Read data from a pandas DataFrame and create a tree using anytree in python
Asked Answered
G

4

13

Is there a way to read data from a pandas DataFrame and construct a tree using anytree?

Parent Child
A      A1
A      A2
A2     A21

I can do it with static values as follows. However, I want to automate this by reading the data from a pandas DataFrame with anytree.

>>> from anytree import Node, RenderTree
>>> A = Node("A")
>>> A1 = Node("A1", parent=A)
>>> A2 = Node("A2", parent=A)
>>> A21 = Node("A21", parent=A2)

Output is

A
├── A1
└── A2
    └── A21

This question AND especially the ANSWER has been adopted, copied really, from:

Read data from a file and create a tree using anytree in python

Many thanks to @Fabien N

Georgeanngeorgeanna answered 27/9, 2020 at 4:24 Comment(0)
S
9

Create nodes first if not exist, store their references in a dictionary nodes for further usage. Change parent when necessary for children. We can derive roots of the forest of trees by seeing what Parent values are not in Child values, since a parent is not a children of any node it won't appear in Child column.

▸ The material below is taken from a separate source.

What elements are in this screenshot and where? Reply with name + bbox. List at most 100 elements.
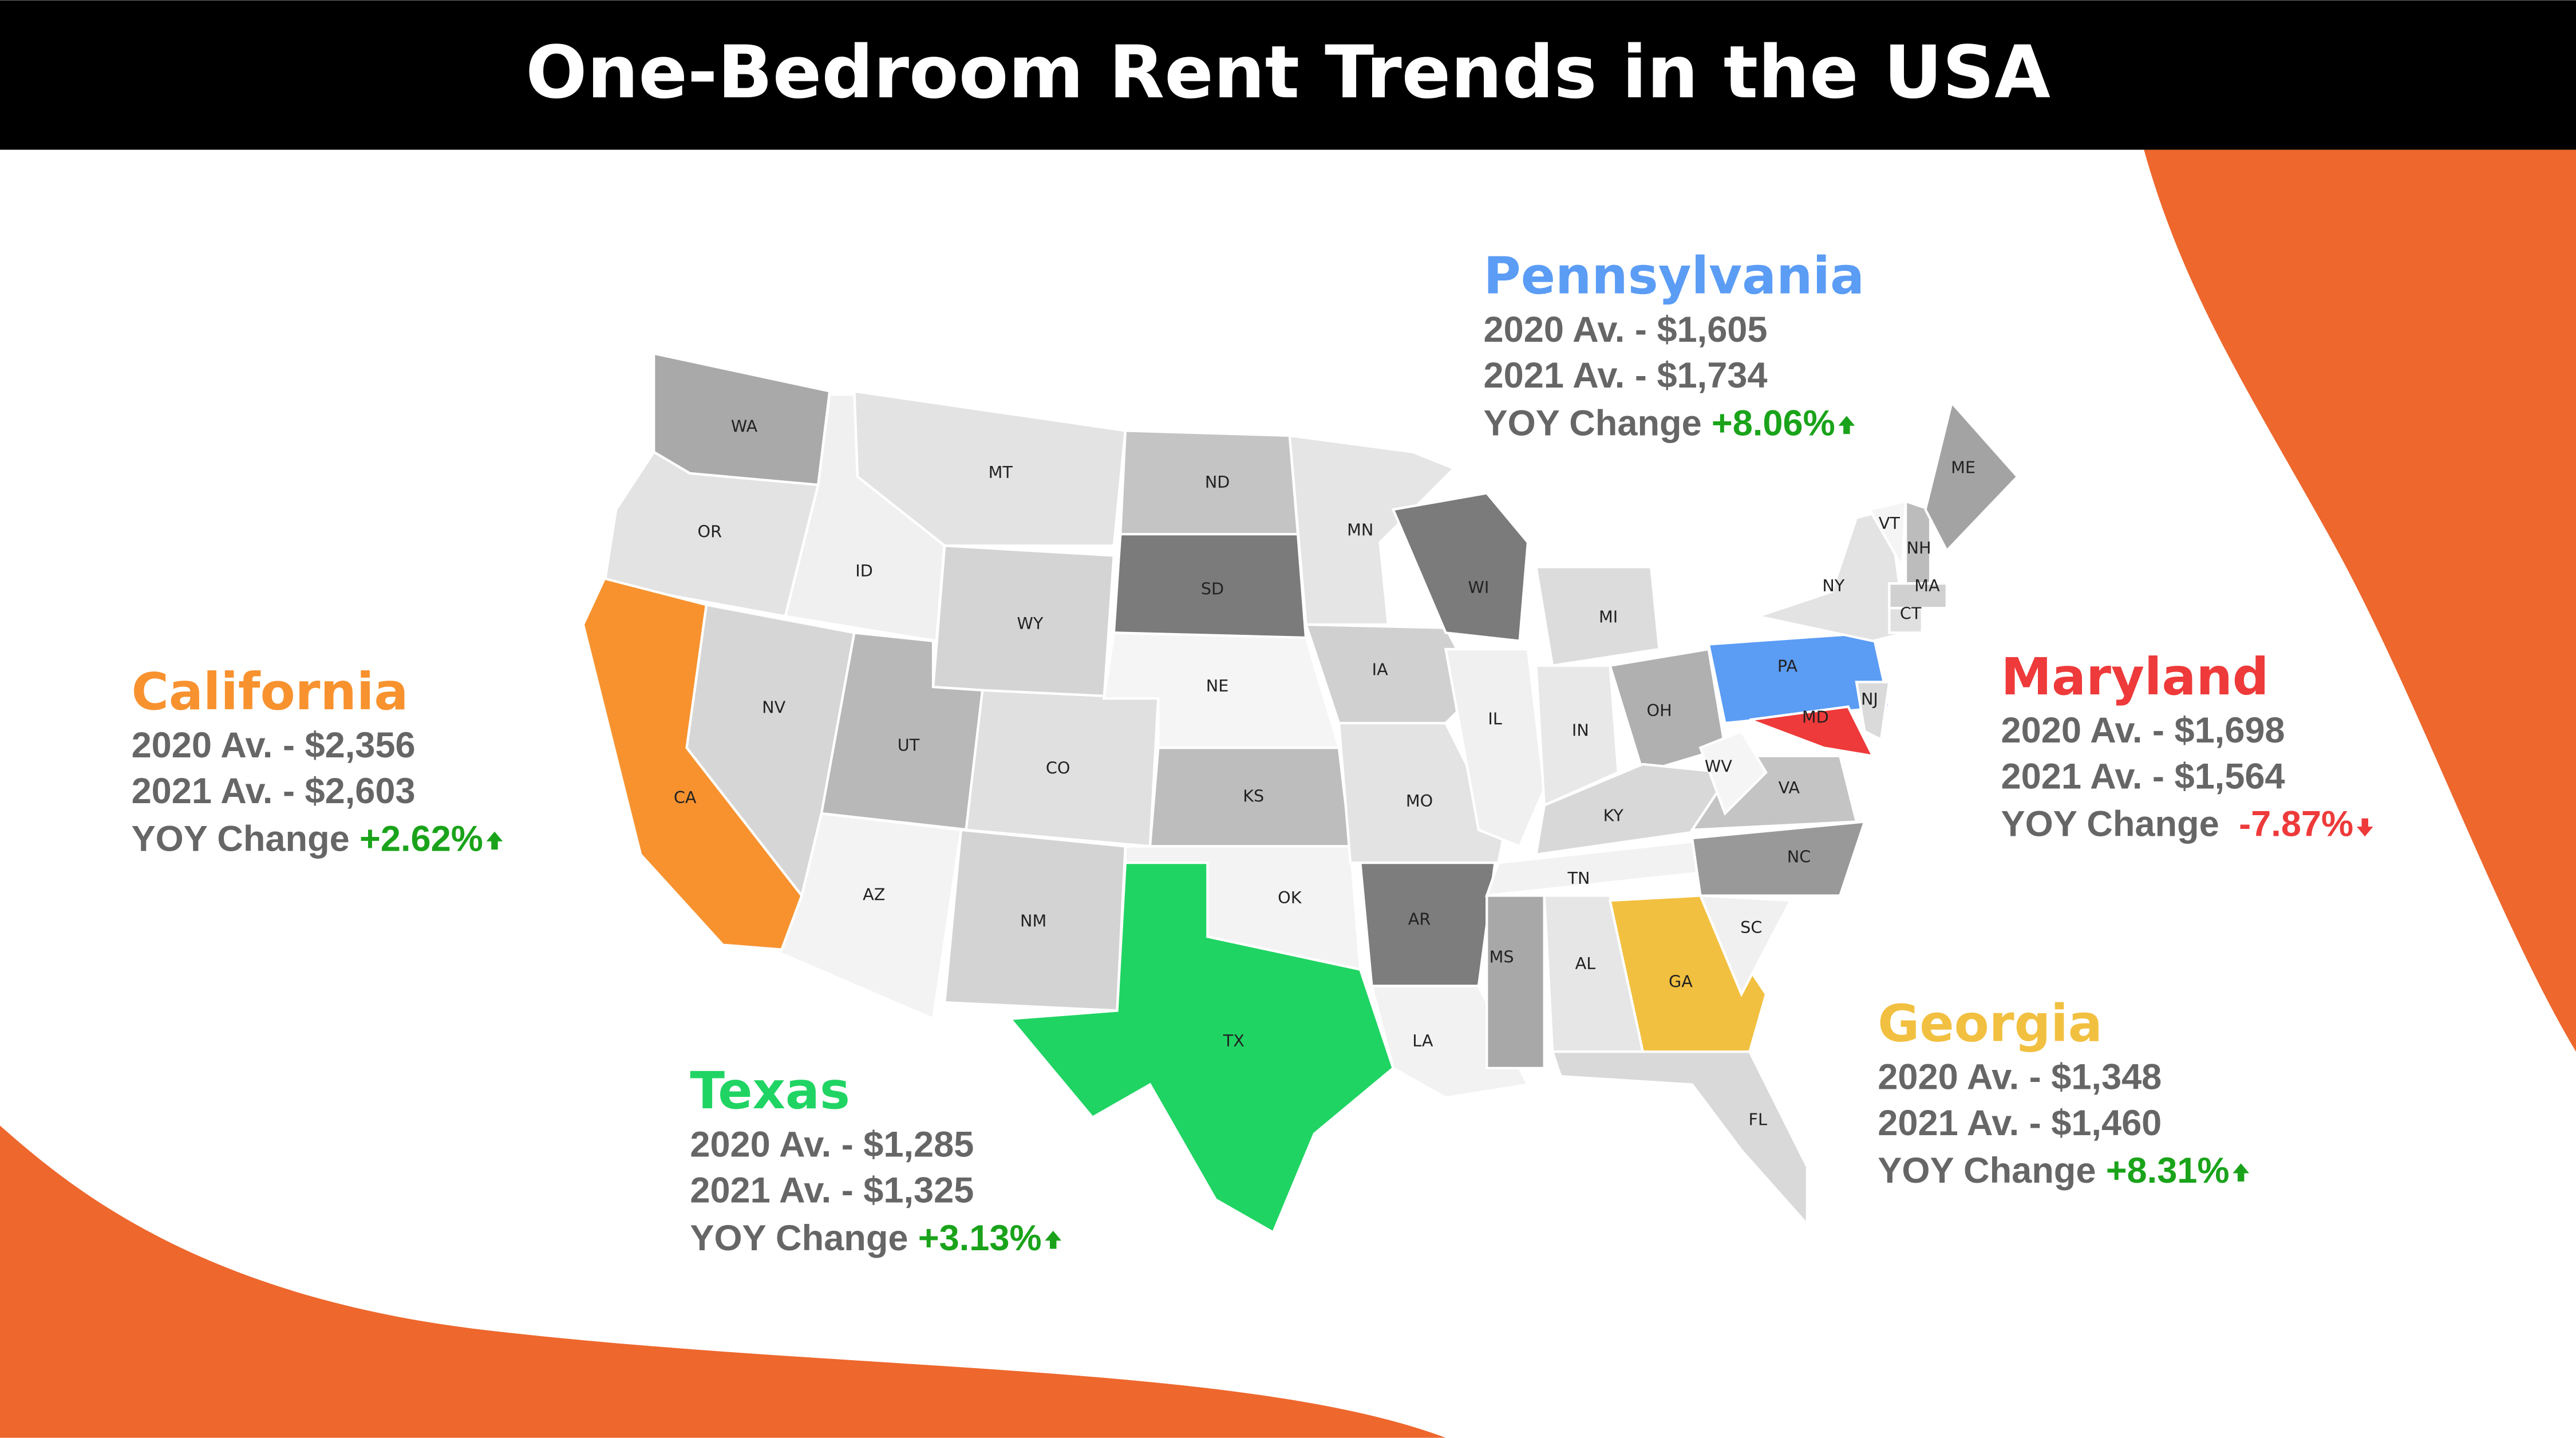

def add_nodes(nodes, parent, child):
    if parent not in nodes:
        nodes[parent] = Node(parent)  
    if child not in nodes:
        nodes[child] = Node(child)
    nodes[child].parent = nodes[parent]

data = pd.DataFrame(columns=["Parent","Child"], data=[["A","A1"],["A","A2"],["A2","A21"],["B","B1"]])
nodes = {}  # store references to created nodes 
# data.apply(lambda x: add_nodes(nodes, x["Parent"], x["Child"]), axis=1)  # 1-liner
for parent, child in zip(data["Parent"],data["Child"]):
    add_nodes(nodes, parent, child)

roots = list(data[~data["Parent"].isin(data["Child"])]["Parent"].unique())
for root in roots:         # you can skip this for roots[0], if there is no forest and just 1 tree
    for pre, _, node in RenderTree(nodes[root]):
        print("%s%s" % (pre, node.name))

Result:

A
├── A1
└── A2
    └── A21
B
└── B1

Update printing a specific root:

root = 'A' # change according to usecase
for pre, _, node in RenderTree(nodes[root]):
    print("%s%s" % (pre, node.name))
Shemikashemite answered 27/9, 2020 at 5:26 Comment(6)
Excellent @Suparshva! Because there is a large forest, how do we modify the code to print only one tree based on user input of the parent? By the way, I will mark this as the answer for sure as soon as I finish successfully adopting it for my specific case.Georgeanngeorgeanna
@Georgeanngeorgeanna You can drop outer for root in roots: and assign root variable directly with the root key you are looking for. Have added an example.Coachwhip
Thank you @Suparshva. This Answer is perfect and exactly what the doctor ordered.Georgeanngeorgeanna
Welcome, glad it helped !Coachwhip
Might be one of the most on-the-spot answers I've ever seen from SO. Addressed something that I've been trying to implement for the last 16 hours straight.Bind
Hey @Shemikashemite can you help me with this one? #74622729Mulloy
G
2

there is a Python library bigtree that does this out-of-the-box for you as it integrates with Python lists, dictionary, and pandas DataFrame.

# Setup
import pandas as pd
 
data = pd.DataFrame(
   [
      ["A", "A1"],
      ["A", "A2"],
      ["A2", "A21"],
   ],
   columns=["Parent", "Child"],
)
 
# Using bigtree
from bigtree import dataframe_to_tree_by_relation
 
root = dataframe_to_tree_by_relation(data, child_col="Child", parent_col="Parent")
root.show()

This will result in the output

A
├── A1
└── A2
    └── A21

Disclaimer: I'm the author of bigtree :)

Gast answered 15/1 at 9:11 Comment(0)
G
1

Please refer to @Fabian N 's answer at Read data from a file and create a tree using anytree in python for details.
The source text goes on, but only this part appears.